You're initial suspicions are correct. It is basically a big balloon. Here is why.
Although information is sparse, let's establish one thing: Spartan was just a carrier platform. It's sort of an interesting platform in that it has absolutely zero command and control. After release it executes its mission, is recovered, and the results are pulled off it after it is on the ground.
Spartan was just used to carry the inflatable antenna experiment. Antennas in space generally have an incentive to be physically large. Roughly speaking, a physically larger antenna will have higher gain. Gain is a phenomenon of antenna design. An ideal isotropic antenna radiates power equally in all directions. For a spacecraft communicating with Earth this is incredibly poor. Even a simple antenna design that radiates energy only in the 180 degrees toward the Earth would be twice as effective as an ideal antenna. You could use a poor antenna with a powerful transmitter, but this requires larger solar panels and a bigger battery. This increase the payload launch weight even more.
Real antennas with real gain have a huge number of variables to deal with. A television satellite antenna is often designed to radiate energy only towards the part of the Earth where viewers are expected to be. A deep space probe uses a high gain antenna, but just points at the Earth. The apparent size of Earth is extremely small, but by keeping pointed at Earth it can radiate more energy back towards Earth. This raises the Signal-to-Noise ratio. The Shannon-Hartley theorem establishes that a higher Signal to Noise ratio enables more information to be communicated in the same communications channel. It doesn't matter if you're 10 feet from the receiver or 10 light years away, this theorem holds true.
High gain antennas onboard a satellite usually have a complicated system that very slowly expands a tightly packed high gain antenna to its final shape (usually a parabola) once the satellite is in orbit. The antenna is packed because it is physically large, but not very dense. Trying to launch a high gain antenna onboard a satellite that was already in its normal parabolic shape would require an unrealistically payload fairing on the final stage of the rocket. A failure of the deployment system can render the satellite useless. The Galileo spacecraft high gain antenna never deployed properly. It got stuck while trying to assume a parabolic shape. As a result the engineers opted to use the low-gain antenna for all communications.
You can find some more information about this type of antenna on one manufacturer's website. Unfurlable Mesh Reflector Antennas is the term that Harris Corporation uses to refer to their product. There are many suppliers, I just have seen one of their antennas in person before.

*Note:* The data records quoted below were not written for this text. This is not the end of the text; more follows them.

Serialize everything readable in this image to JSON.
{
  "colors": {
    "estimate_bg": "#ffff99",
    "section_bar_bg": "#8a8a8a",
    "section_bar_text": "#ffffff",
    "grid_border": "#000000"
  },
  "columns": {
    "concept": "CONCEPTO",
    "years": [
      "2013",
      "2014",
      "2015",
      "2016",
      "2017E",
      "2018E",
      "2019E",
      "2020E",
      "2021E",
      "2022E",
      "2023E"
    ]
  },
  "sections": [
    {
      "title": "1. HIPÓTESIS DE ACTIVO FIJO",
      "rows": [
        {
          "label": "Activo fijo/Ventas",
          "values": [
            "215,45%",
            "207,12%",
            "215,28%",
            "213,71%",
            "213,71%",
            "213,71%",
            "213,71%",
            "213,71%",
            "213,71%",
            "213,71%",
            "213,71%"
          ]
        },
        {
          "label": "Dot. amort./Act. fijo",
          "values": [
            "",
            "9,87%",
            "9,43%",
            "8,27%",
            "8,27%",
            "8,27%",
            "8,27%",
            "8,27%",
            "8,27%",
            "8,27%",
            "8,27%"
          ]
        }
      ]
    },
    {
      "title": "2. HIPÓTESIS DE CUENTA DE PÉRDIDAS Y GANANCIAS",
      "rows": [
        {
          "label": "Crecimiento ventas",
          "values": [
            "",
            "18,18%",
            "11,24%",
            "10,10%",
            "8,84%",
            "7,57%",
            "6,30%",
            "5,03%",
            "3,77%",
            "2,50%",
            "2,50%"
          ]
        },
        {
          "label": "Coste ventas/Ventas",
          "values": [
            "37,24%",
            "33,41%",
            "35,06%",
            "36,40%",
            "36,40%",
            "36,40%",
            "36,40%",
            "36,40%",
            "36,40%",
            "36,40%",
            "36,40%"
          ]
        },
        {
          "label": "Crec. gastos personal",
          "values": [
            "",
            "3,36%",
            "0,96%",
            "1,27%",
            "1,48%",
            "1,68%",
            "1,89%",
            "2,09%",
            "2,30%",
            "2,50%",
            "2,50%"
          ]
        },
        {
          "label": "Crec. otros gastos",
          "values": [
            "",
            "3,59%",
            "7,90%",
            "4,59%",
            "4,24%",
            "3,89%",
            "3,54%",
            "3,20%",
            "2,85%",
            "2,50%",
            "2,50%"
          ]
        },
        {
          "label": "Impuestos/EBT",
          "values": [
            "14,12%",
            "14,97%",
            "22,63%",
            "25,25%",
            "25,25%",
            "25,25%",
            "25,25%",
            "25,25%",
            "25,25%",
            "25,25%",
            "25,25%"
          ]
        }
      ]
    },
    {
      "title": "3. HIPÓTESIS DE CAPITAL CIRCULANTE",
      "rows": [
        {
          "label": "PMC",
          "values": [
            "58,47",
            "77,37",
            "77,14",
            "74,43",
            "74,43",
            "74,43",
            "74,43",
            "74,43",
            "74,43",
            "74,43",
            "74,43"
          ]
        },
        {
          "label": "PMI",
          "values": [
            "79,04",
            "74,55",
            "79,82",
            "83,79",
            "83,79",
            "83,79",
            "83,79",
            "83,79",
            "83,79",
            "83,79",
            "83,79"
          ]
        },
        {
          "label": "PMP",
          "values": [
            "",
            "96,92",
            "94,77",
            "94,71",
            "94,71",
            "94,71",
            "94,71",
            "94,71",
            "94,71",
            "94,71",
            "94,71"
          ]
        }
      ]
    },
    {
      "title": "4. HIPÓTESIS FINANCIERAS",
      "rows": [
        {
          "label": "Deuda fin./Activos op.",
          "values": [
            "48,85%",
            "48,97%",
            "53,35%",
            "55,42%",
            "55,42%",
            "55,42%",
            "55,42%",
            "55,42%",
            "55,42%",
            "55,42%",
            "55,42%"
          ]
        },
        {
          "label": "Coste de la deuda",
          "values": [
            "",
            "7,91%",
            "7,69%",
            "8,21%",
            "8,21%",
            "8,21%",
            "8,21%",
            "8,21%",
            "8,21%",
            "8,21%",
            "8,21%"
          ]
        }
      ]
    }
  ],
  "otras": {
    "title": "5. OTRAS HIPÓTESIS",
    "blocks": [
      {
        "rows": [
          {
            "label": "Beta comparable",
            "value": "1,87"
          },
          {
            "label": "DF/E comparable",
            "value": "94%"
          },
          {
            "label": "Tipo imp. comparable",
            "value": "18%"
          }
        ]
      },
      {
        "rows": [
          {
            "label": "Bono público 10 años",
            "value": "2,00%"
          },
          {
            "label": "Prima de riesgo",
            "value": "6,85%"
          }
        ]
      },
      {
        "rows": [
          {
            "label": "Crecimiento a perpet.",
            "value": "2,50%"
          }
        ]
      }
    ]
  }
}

An inflatable antenna could be much simpler! A small gas generator could slowly raise the pressure inside the antenna until the antenna assumes the desired shape. I am assuming this experiment used a gas generator, I don't actually know this. for This gas generator is probably lighter than the mechanical means. For the same weight, a satellite could carry a much larger inflatable antenna. This is very important if you are developing a surveillance satellite. A surveillance satellite needs as much gain as possible to detect faint signals that are radiated from transmitters on Earth. One example case for this type of system is ECHELON.
The antenna you see unfurling in the images is a common parabolic design. You can think of it is as a cut out section of a sphere. It's no different than the small dishes used on peoples home to receive satellite televisionThere is more information here on Wikipedia about parabolic antennas.
So in theory inflatable antennas should be used by almost every communication satellite. What I can't find information on is the long term practicality of such an antenna. There are a number of issues with such an antenna. Primarily, micrometeorites and space debris could puncture the antenna's structure. A few tiny holes might not matter. Most satellite carry some sort of propellant anyways, so they could use some of that to keep the antenna inflated in the presence of small leaks. Eventually you'd have so many leaks that you couldn't keep it inflated no matter how much gas you have. So the actual lifespan of such an antenna might be much lower than the commercially available products on the market at present.